Side effects (32%) 2. Cost—even small copays add up (29%) 3. “I feel
fine so I don’t think I need it” (23%) 4. Forgot to refill (18%)

That last one is revealing. When nearest pharmacy is 20 minutes away
and you work 10-hour days, refilling prescriptions becomes one more
thing that doesn’t happen.

What’s Not Being Said
(The Policy Failures)

Here’s what politicians won’t admit:

1. This
Is a Poverty Crisis Masquerading as Health Crisis

You can’t solve cardiovascular disease without solving economic
devastation. All the health interventions in the world won’t work if
people can’t afford food, medication, or transportation.
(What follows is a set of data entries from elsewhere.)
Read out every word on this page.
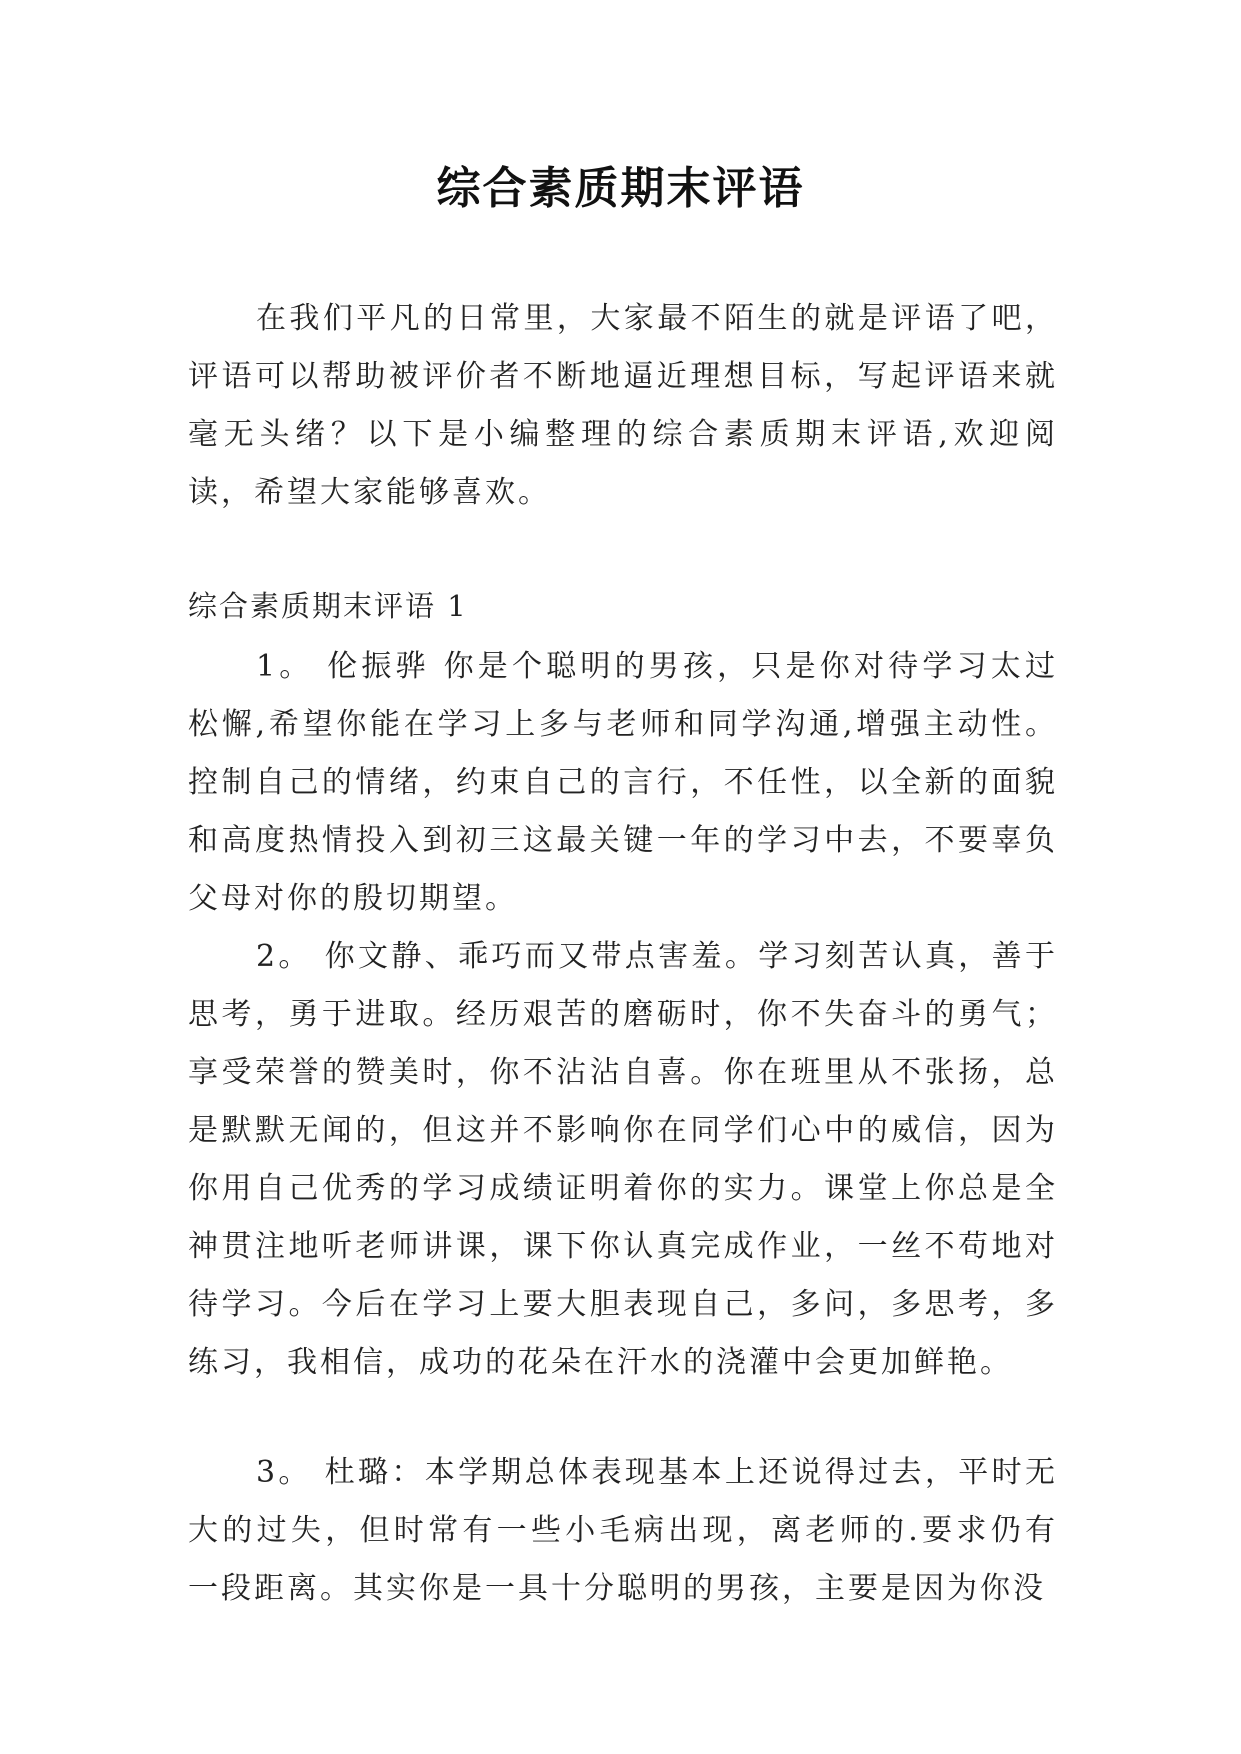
综合素质期末评语

在我们平凡的日常里，大家最不陌生的就是评语了吧，评语可以帮助被评价者不断地逼近理想目标，写起评语来就毫无头绪？以下是小编整理的综合素质期末评语,欢迎阅读，希望大家能够喜欢。

综合素质期末评语 1

1。 伦振骅 你是个聪明的男孩，只是你对待学习太过松懈,希望你能在学习上多与老师和同学沟通,增强主动性。控制自己的情绪，约束自己的言行，不任性，以全新的面貌和高度热情投入到初三这最关键一年的学习中去，不要辜负父母对你的殷切期望。

2。 你文静、乖巧而又带点害羞。学习刻苦认真，善于思考，勇于进取。经历艰苦的磨砺时，你不失奋斗的勇气；享受荣誉的赞美时，你不沾沾自喜。你在班里从不张扬，总是默默无闻的，但这并不影响你在同学们心中的威信，因为你用自己优秀的学习成绩证明着你的实力。课堂上你总是全神贯注地听老师讲课，课下你认真完成作业，一丝不苟地对待学习。今后在学习上要大胆表现自己，多问，多思考，多练习，我相信，成功的花朵在汗水的浇灌中会更加鲜艳。

3。 杜璐：本学期总体表现基本上还说得过去，平时无大的过失，但时常有一些小毛病出现，离老师的.要求仍有一段距离。其实你是一具十分聪明的男孩，主要是因为你没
2. Coal Industry Isn’t Coming
Back

Every policy conversation about “bringing back coal jobs” is a lie.
Global coal consumption is declining. Natural gas and renewables are
cheaper. The jobs aren’t coming back.

3. Hospital Closures Will
Continue

Rural hospitals operate on razor-thin margins. Medicaid reimbursement
doesn’t cover costs. Medicare pays better but rural WV is aging (fewer
working-age people = fewer privately insured patients).

Without massive public subsidy, more closures are inevitable.

4.
Individual Behavior Change Is Necessary but Not Sufficient

Yes, people need to quit smoking, lose weight, take meds. But you
can’t shame people into health when structural barriers make healthy
choices nearly impossible.

5. This Will Get
Worse Before It Gets Better

WV’s population is shrinking (down 3.2% since 2020). Young people
leave. Old people stay. Older population = higher CVD burden.

Without aggressive intervention, death rate climbs.

The
Bottom Line: Data Without Solutions Is Just Despair

West Virginia’s cardiovascular crisis is real, worsening, and
disproportionately killing poor people in rural counties.

But cardiovascular disease is largely preventable. We know what
works: blood pressure control, cholesterol management, smoking
cessation, healthy diet, physical activity.

The failure isn’t medical—it’s structural. We’ve built a state where
doing the healthy thing is harder, more expensive, and less accessible
than doing the unhealthy thing.

Fixing that requires political will, public investment, and time.
We’re short on all three.

In the meantime: if you’re at risk, take the steps you can control.
Check your BP. Take your meds. Quit smoking. Push your
representatives.

It’s not your fault the system failed you. But you still have
agency.

And if you’re a policymaker reading this: the data is clear. Ignoring
it is a choice. Every year of inaction means thousands more preventable
deaths.

We can do better. The question is whether we will.

Data Sources: CDC WONDER database, WV DHHR Vital Statistics, WV
Behavioral Risk Factor Surveillance System (2023-2024), County Health
Rankings & Roadmaps, American Heart Association Statistical Update
2024, peer-reviewed studies from WVU School of Public Health.